I believe TMR lays the roadmap for creating a robust healthcare ecosystem ensuring patient safety and promoting innovation. This will lead to revolution in the medical devices industry (safeguarding safety is more of a regulatory function performed by the health ministry before a product reaches the market). The deal, once finalised, will contribute towards reforms in medical devices by ending downstream mark-ups and unethical business practices. By using landing price as the base for trade margins, there will be more transparency in the pricing of technology and would usher in more market stability through enhanced predictability.
It will help both Indian and global manufacturers get a level-playing field. The deal will also help resolve pre-existing glitches and differences over price capping. Rationalising trade margin of medical devices will not only bring in affordability, but also accessibility to latest technology and paving way for premium devices into the Indian market.
This deal would act as a catalyst for FDI in India, and will bring us closer to an innovation equilibrium between the current and future needs of Indian citizens and help overcome challenges by providing access to innovation, quality and affordable healthcare in the country. To sustain this equilibrium, we have to preserve the incentives to innovate.
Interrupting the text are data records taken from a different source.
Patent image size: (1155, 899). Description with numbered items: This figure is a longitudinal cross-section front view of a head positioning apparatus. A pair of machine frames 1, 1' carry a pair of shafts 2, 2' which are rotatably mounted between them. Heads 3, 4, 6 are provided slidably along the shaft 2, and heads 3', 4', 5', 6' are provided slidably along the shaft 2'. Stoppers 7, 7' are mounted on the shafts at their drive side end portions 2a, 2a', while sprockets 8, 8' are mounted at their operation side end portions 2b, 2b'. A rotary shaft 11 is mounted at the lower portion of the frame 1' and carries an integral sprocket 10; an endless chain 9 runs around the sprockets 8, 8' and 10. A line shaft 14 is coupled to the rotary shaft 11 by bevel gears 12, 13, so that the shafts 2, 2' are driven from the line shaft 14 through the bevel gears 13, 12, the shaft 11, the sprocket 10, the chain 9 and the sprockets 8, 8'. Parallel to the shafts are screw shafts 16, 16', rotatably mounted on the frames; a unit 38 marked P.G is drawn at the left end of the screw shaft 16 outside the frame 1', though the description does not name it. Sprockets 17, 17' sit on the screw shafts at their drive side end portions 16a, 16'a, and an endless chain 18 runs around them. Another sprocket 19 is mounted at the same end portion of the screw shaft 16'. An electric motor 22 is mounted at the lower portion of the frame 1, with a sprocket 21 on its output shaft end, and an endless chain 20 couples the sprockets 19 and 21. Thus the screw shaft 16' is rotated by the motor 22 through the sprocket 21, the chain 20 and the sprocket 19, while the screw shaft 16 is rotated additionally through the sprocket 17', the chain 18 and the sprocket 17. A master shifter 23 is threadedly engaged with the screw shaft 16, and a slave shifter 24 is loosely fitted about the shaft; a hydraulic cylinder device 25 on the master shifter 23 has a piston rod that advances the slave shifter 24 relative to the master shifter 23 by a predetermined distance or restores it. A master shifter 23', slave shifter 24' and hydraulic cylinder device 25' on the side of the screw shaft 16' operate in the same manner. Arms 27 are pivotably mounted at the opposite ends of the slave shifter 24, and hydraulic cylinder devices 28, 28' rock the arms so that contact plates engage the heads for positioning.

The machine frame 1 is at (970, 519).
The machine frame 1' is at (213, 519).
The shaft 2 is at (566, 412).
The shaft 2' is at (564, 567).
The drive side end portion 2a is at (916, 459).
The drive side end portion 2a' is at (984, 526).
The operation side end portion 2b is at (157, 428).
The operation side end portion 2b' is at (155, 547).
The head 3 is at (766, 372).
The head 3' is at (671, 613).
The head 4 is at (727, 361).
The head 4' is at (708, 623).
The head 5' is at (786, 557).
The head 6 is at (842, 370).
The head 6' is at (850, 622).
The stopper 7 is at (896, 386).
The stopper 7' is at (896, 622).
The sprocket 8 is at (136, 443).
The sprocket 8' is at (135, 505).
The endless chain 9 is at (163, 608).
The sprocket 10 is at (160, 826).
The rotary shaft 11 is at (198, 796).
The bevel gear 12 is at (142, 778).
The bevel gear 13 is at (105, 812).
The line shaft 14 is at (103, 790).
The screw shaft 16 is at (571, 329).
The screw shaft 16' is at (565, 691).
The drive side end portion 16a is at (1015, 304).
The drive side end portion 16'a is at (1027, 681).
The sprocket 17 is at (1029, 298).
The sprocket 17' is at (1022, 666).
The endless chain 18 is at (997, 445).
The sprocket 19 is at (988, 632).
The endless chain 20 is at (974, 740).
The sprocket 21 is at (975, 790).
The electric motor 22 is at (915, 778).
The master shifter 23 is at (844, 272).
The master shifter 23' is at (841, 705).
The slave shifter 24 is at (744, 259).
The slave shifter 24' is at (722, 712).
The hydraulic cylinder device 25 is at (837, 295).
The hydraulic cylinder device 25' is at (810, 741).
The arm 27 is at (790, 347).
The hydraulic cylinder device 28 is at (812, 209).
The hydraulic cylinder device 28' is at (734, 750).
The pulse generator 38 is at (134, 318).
It becomes crucial to understand how earlier a continuous deliberation between experts from the medical devices industry and the government on price control led to the recognition of TMR—which stands for the difference between maximum retail price and the price at which manufacturers sell drugs to stockists/distributors. The significance of trade relations between the two countries can be judged from the fact that the US was the second-largest trading partner for India in goods in 2018 and the single-largest export destination for Indian exporters. Bilateral trade between the two reached $142.1 billion by 2018, when the US had a trade deficit of $24.2 billion with India. As per the 2019 National Trade Estimate Report on Foreign Trade Barriers, India’s tariff rates on other members of the WTO remain the highest for any major economy.
Considering the difference between manufacturing costs and retail prices, price capping mechanisms have been regularly hitting the pharma and medical devices industry. A country that meets 80% of its demand for medical devices through imports cannot suddenly disregard the innovative capabilities of imported technology over cost. Thus, India should adopt a holistic TMR approach towards improving health infrastructure and not just follow a narrow approach when calculating margins.
The nuances of the medical devices industry—innovation, transparency, quality, the clinical and technical support of manufacturers, accounting for massive investments—cannot be ignored. Only a robust and balanced TMR will address the hardships of end-users, address the commercial and industrial concerns of hospitals and providers, be remunerative to vendors, and help the government in its quest for universal healthcare for all at affordable prices.